Firenze, (askanews) - Dopo il riallestimento delle opere di Caravaggio e del '600 (a febbraio), e della sala di Michelangelo e Raffaello (a giugno), è stata inaugurata agli Uffizi quella dedicata a Leonardo da Vinci. A Firenze Leonardo cominciò i suoi studi, presso la bottega del Verrocchio, e proprio le opere della sua giovinezza, dai primi passi autonomi nel mondo dell'arte al momento della partenza, sono custodite agli Uffizi. Sarà ora possibile ammirarle nella nuova collocazione, nella sala 35 dell'ala di ponente, in omaggio a un ritrovato rispetto per il principio narrativo cronologico della Galleria. Adesso la Sala di Leonardo precede quella dedicata a Michelangelo e Raffaello.

I tre dipinti in essa ospitati furono eseguiti per edifici di culto e per questo motivo, nel nuovo allestimento, è stato scelto di dipingere i muri di questa stanza a spatola, ripetendo la tecnica antica, in un colore grigio pallido che rievoca le pareti delle chiese dell epoca.

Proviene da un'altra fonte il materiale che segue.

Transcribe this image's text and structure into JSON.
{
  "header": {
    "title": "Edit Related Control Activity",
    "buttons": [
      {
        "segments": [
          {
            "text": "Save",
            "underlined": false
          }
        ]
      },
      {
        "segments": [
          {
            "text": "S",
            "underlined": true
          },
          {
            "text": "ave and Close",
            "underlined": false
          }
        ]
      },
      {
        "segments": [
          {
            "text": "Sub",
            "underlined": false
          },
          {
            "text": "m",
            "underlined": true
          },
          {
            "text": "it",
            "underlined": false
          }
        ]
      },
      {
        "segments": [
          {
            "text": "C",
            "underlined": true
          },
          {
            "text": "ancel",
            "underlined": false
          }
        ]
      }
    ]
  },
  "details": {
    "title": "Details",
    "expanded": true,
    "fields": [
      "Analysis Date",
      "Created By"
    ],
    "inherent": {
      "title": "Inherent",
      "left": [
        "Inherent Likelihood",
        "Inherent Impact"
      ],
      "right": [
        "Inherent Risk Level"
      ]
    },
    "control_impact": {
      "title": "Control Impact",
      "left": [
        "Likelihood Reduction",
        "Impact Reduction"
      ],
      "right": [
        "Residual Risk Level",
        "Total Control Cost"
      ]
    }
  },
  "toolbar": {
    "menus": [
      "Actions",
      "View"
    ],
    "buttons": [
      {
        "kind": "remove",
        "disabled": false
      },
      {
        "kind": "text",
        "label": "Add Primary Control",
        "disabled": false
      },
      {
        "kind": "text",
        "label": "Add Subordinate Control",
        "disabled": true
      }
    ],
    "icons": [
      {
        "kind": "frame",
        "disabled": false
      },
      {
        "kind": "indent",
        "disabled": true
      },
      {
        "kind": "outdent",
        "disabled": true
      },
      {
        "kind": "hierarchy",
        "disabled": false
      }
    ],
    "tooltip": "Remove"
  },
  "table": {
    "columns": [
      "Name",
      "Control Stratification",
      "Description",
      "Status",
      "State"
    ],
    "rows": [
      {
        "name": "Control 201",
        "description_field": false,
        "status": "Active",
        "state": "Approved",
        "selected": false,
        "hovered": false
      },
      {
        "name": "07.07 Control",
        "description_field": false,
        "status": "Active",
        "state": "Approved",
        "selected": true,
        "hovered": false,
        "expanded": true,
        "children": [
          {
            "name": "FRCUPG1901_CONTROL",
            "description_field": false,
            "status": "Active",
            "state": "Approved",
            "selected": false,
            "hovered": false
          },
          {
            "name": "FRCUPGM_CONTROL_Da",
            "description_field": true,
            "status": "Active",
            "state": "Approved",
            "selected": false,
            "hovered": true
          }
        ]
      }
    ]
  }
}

C'è il Battesimo di Cristo, eseguito per la chiesa di San Salvi nel 1475-78, anni in cui l artista ancora collaborava con il Verrocchio; sulla parete di fronte è esposta l'Annunciazione proveniente dalla chiesa di Monteoliveto e al centro della sala l'Adorazione dei Magi, commissionata dai canonici regolari agostiniani per la chiesa di San Donato a Scopeto e lasciata incompiuta al momento in cui Leonardo partì per Milano, nel 1482. Restaurata recentemente, con un lavoro di oltre cinque anni, la pala è come una grande pagina di appunti, con alcuni brani più avanzati, altri appena accennati, tanto che guardandola pare quasi di partecipare al processo creativo di Leonardo stesso.

"La nuova sala dedicata a Leonardo Da Vinci - ha detto Eike Schmidt, direttore delle Gallerie degli Uffizi - unisce tre capolavori delle gallerie degli Uffizi in una sola sala spaziosa, dove li vediamo nella loro collocazione storica e artistica corretta, a cavallo tra 4 e 500".

"La sala fa da pendant a quelle di Raffaello e Michelangelo, si può vedere come questi giganti della storia dell'arte reagivano all'opera di Leonardo". "Abbiamo impiegato l'ultimissima tecnologia delle teche climaticamente controllate e con vetri anti-attacco quindi la gente può avvicinarsi e vedere bene le opere, i vetri sono anche anti-riflesso".